Us Open. La battaglia di Venus

dal nostro inviato a New York,

Daniele Azzolini

New York. Lei contro Sjogren, non più scienziato, non più sindrome virulentissima, che colpisce il sistema immunitario. Ma avversario. Nemico. E lei testa dura, come sempre. Una che ci dà dentro, che carica a testa bassa. Una gara a chi dirà l’ultima parola. Una prova di sopravvivenza. Figlia di Compton, Venus Williams, là dove le dispute si risolvono a calci negli stinchi. Guerrilla il rapper l’ha spiegato così, e aveva le sue ragioni.

Eppure, la guardi ed è ancora la più bella, Venus. Questione di gusti, non fateci caso. Ma è alta in modo armonico, morbidamente muscolosa, e i trentatre anni le hanno portato in dote una sguardo da donna che sa, e ha preso atto, che non scaverà trincee né fossati, ma sarà pronta a mettere in riga chi si avvicinerà in modo poco rispettoso.

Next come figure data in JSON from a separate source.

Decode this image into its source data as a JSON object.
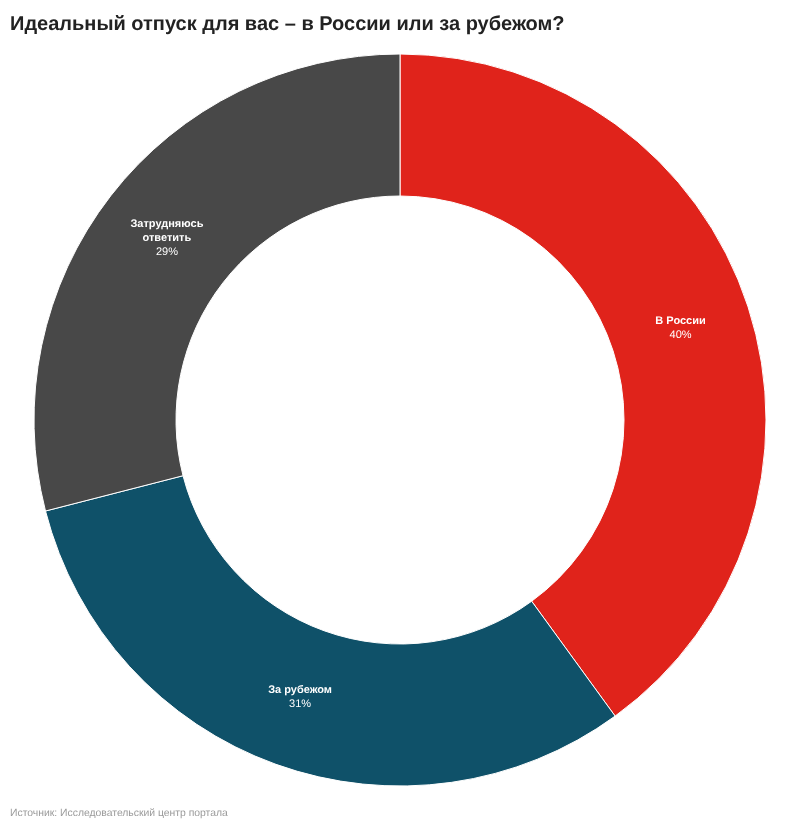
{
  "chart_data": {
    "type": "donut",
    "title": "Идеальный отпуск для вас – в России или за рубежом?",
    "categories": [
      "В России",
      "За рубежом",
      "Затрудняюсь ответить"
    ],
    "values": [
      40,
      31,
      29
    ],
    "colors": [
      "#e0231b",
      "#0f5169",
      "#484848"
    ],
    "value_labels": [
      "40%",
      "31%",
      "29%"
    ],
    "annotations": [
      "Источник: Исследовательский центр портала"
    ]
  }
}
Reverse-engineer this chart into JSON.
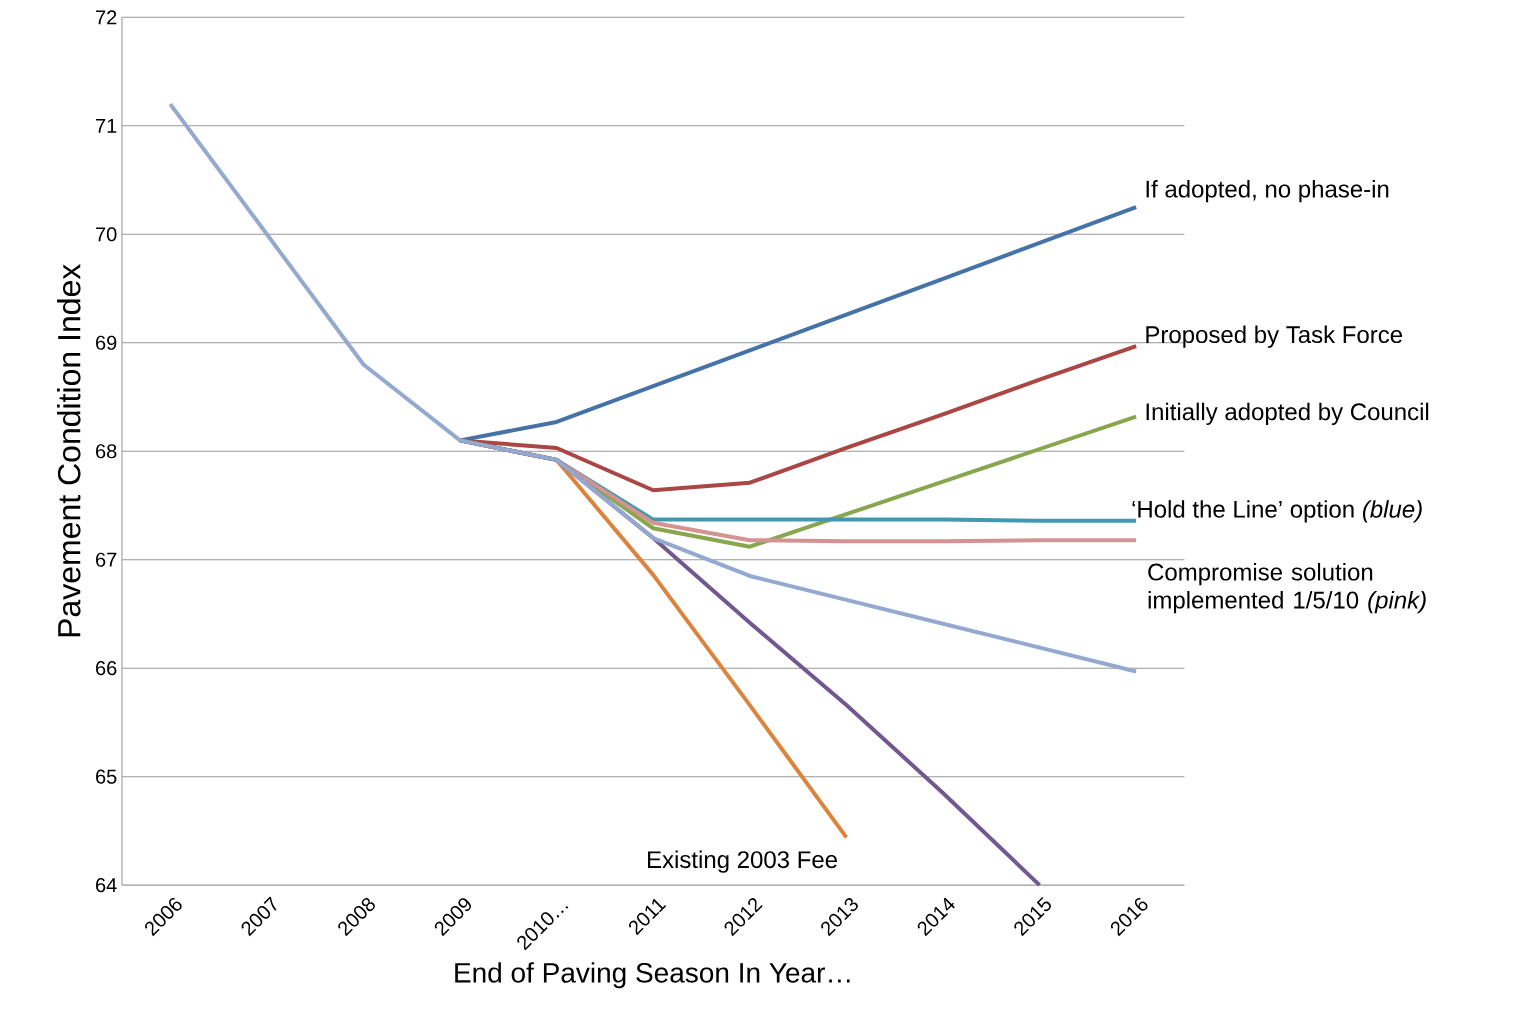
{
  "chart_data": {
    "type": "line",
    "xlabel": "End of Paving Season In Year…",
    "ylabel": "Pavement Condition Index",
    "categories": [
      "2006",
      "2007",
      "2008",
      "2009",
      "2010…",
      "2011",
      "2012",
      "2013",
      "2014",
      "2015",
      "2016"
    ],
    "ylim": [
      64,
      72
    ],
    "yticks": [
      64,
      65,
      66,
      67,
      68,
      69,
      70,
      71,
      72
    ],
    "grid": "y",
    "legend": false,
    "line_style": "solid",
    "marker": "none",
    "series": [
      {
        "name": "If adopted, no phase-in",
        "color": "#4572a7",
        "values": [
          null,
          null,
          null,
          68.1,
          68.27,
          68.6,
          68.93,
          69.26,
          69.59,
          69.92,
          70.25
        ]
      },
      {
        "name": "Proposed by Task Force",
        "color": "#aa4643",
        "values": [
          null,
          null,
          null,
          68.1,
          68.03,
          67.64,
          67.71,
          68.03,
          68.34,
          68.66,
          68.97
        ]
      },
      {
        "name": "Initially adopted by Council",
        "color": "#89a54e",
        "values": [
          null,
          null,
          null,
          68.1,
          67.92,
          67.29,
          67.12,
          67.42,
          67.72,
          68.02,
          68.32
        ]
      },
      {
        "name": "‘Hold the Line’ option *(blue)*",
        "color": "#4198af",
        "values": [
          null,
          null,
          null,
          68.1,
          67.92,
          67.37,
          67.37,
          67.37,
          67.37,
          67.36,
          67.36
        ]
      },
      {
        "name": "Compromise solution implemented 1/5/10 *(pink)*",
        "color": "#d49392",
        "values": [
          null,
          null,
          null,
          68.1,
          67.92,
          67.34,
          67.18,
          67.17,
          67.17,
          67.18,
          67.18
        ]
      },
      {
        "name": "Existing 2003 Fee",
        "color": "#db843d",
        "values": [
          null,
          null,
          null,
          68.1,
          67.92,
          66.86,
          65.66,
          64.44,
          null,
          null,
          null
        ]
      },
      {
        "color": "#71588f",
        "values": [
          null,
          null,
          null,
          68.1,
          67.92,
          67.2,
          66.42,
          65.66,
          64.85,
          64.0,
          null
        ]
      },
      {
        "color": "#93a9cf",
        "values": [
          71.2,
          70.0,
          68.8,
          68.1,
          67.92,
          67.2,
          66.85,
          66.63,
          66.41,
          66.19,
          65.97
        ]
      }
    ]
  }
}
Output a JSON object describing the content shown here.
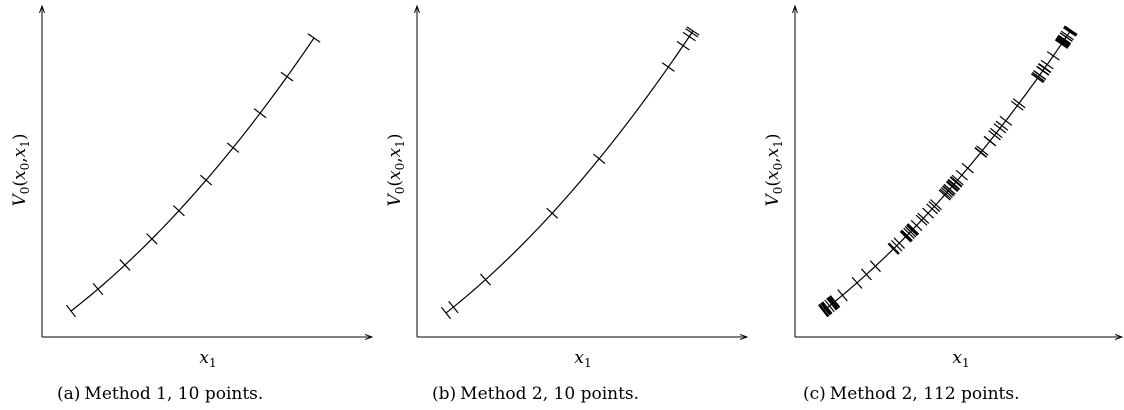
{
  "chart_data": [
    {
      "type": "line",
      "title": "",
      "xlabel": "x",
      "xlabel_sub": "1",
      "ylabel": "V",
      "ylabel_sub": "0",
      "ylabel_args": [
        "x",
        "0",
        "x",
        "1"
      ],
      "xlim": [
        0,
        1
      ],
      "ylim": [
        0,
        1
      ],
      "grid": false,
      "series": [
        {
          "x": [
            0.0,
            0.111,
            0.222,
            0.333,
            0.444,
            0.556,
            0.667,
            0.778,
            0.889,
            1.0
          ]
        }
      ],
      "caption_label": "(a)",
      "caption_text": "Method 1, 10 points."
    },
    {
      "type": "line",
      "title": "",
      "xlabel": "x",
      "xlabel_sub": "1",
      "ylabel": "V",
      "ylabel_sub": "0",
      "ylabel_args": [
        "x",
        "0",
        "x",
        "1"
      ],
      "xlim": [
        0,
        1
      ],
      "ylim": [
        0,
        1
      ],
      "grid": false,
      "series": [
        {
          "x": [
            0.0,
            0.03,
            0.16,
            0.43,
            0.62,
            0.9,
            0.96,
            0.985,
            0.995,
            1.0
          ]
        }
      ],
      "caption_label": "(b)",
      "caption_text": "Method 2, 10 points."
    },
    {
      "type": "line",
      "title": "",
      "xlabel": "x",
      "xlabel_sub": "1",
      "ylabel": "V",
      "ylabel_sub": "0",
      "ylabel_args": [
        "x",
        "0",
        "x",
        "1"
      ],
      "xlim": [
        0,
        1
      ],
      "ylim": [
        0,
        1
      ],
      "grid": false,
      "series": [
        {
          "count": 112
        }
      ],
      "caption_label": "(c)",
      "caption_text": "Method 2, 112 points."
    }
  ]
}
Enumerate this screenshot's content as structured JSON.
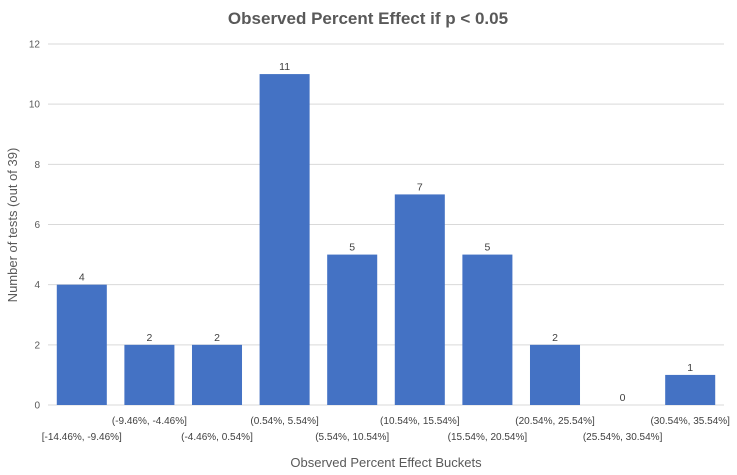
{
  "chart_data": {
    "type": "bar",
    "title": "Observed Percent Effect if p < 0.05",
    "xlabel": "Observed Percent Effect Buckets",
    "ylabel": "Number of tests (out of 39)",
    "ylim": [
      0,
      12
    ],
    "yticks": [
      0,
      2,
      4,
      6,
      8,
      10,
      12
    ],
    "grid": true,
    "legend": "none",
    "categories": [
      "[-14.46%, -9.46%]",
      "(-9.46%, -4.46%]",
      "(-4.46%, 0.54%]",
      "(0.54%, 5.54%]",
      "(5.54%, 10.54%]",
      "(10.54%, 15.54%]",
      "(15.54%, 20.54%]",
      "(20.54%, 25.54%]",
      "(25.54%, 30.54%]",
      "(30.54%, 35.54%]"
    ],
    "values": [
      4,
      2,
      2,
      11,
      5,
      7,
      5,
      2,
      0,
      1
    ],
    "bar_color": "#4472C4",
    "gridline_color": "#D9D9D9"
  }
}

Ha i centimetri per farlo, credeteci. E un’indole da donna libera.

Combatte la sua battaglia, Venus, e sono anni. Dal 2010… Oggi era fra noi, domani chissà. Ce ne sarà un’altra, e solo allora si potrà dire se e quanto sarà simile a quella del giorno prima. Potrebbe essere l’opposto, non soltanto nel fisico ma anche nell’animo, perché proverà a essere se stessa e non riuscendovi si demoralizzerà, o sarà aggressiva oltre il dovuto.

Viene da chiedersi chi glielo faccia fare, poi vi sono giornate come quella di ieri, e allora ogni domanda si rivela instabile e pretestuosa, e allora siamo noi a chiederci se convenga davvero porsi simili interrogativi. Il fatto è che Venus gioca contro se stessa, contro un’altra Venus che la possiede. Ed è difficile scoprire quale delle due abbia il comando, finché non scende in campo e si getta nella disfida. La Venus che funziona, quella di ieri, è la Venus di sempre, forse addirittura più in forma del solito, forse più organizzata nelle geometrie, certo più temprata. Una Venus che sa di avere pochi minuti a disposizione, forse un’oretta scarsa, forse poco più. E allora si sbriga, ma non spreca, perché non può più permetterselo. Attacca, se proprio non può cogliere il punto con i primi due montanti che tira. Scende a rete, e ci sa fare, è agile e potente, micidiale nelle volée in allungo e negli smash, più laboriosa nei colpi al volo vicini al corpo, ma solo perché nessuno gliel’ha mai insegnati.

Poi però c’è l’altra Venus. Quella ammaccata, confusa da tre anni di battaglia con la sindrome che la rende lisa e senz’anima nel breve volgere di una giornata, o anche meno, di un’ora, di una partita. Le forze se ne vanno, e del bell’involucro moro, colorato da una cascata di treccine fucsia e bianche, rimane l’ombra.

Ieri Venus si è sbrigata. Nei limiti del possibile. Aveva contro Kirsten Flipkens, semifinalista a Wimbledon, talentosa, numero dodici qui a New York. Certo lucida nel capire che la Venus del primo set l’avrebbe schiantata in un batter di ciglia, e allora disposta a tirare le cose in lungo, come in un match di circolo, palla alta e pedalare. Il primo set è durato 29 minuti. Il secondo, dopo ventinove minuti era ancora sul 2 pari. Non c’è buon cuore, nel tennis, quasi mai. Figurarsi compassione, misericordia.

Ma in campo c’era Venus, quella che senza Sjogren fra le scatole, ancora sarebbe fra le prime e forse contenderebbe alla sorella qualche titolo Slam. Così, alla fine, la nera l’ha spuntata, ha ringraziato il pubblico del suo benvolere, e si augurata di essere ancora se stessa domani, quando giocherà il secondo turno.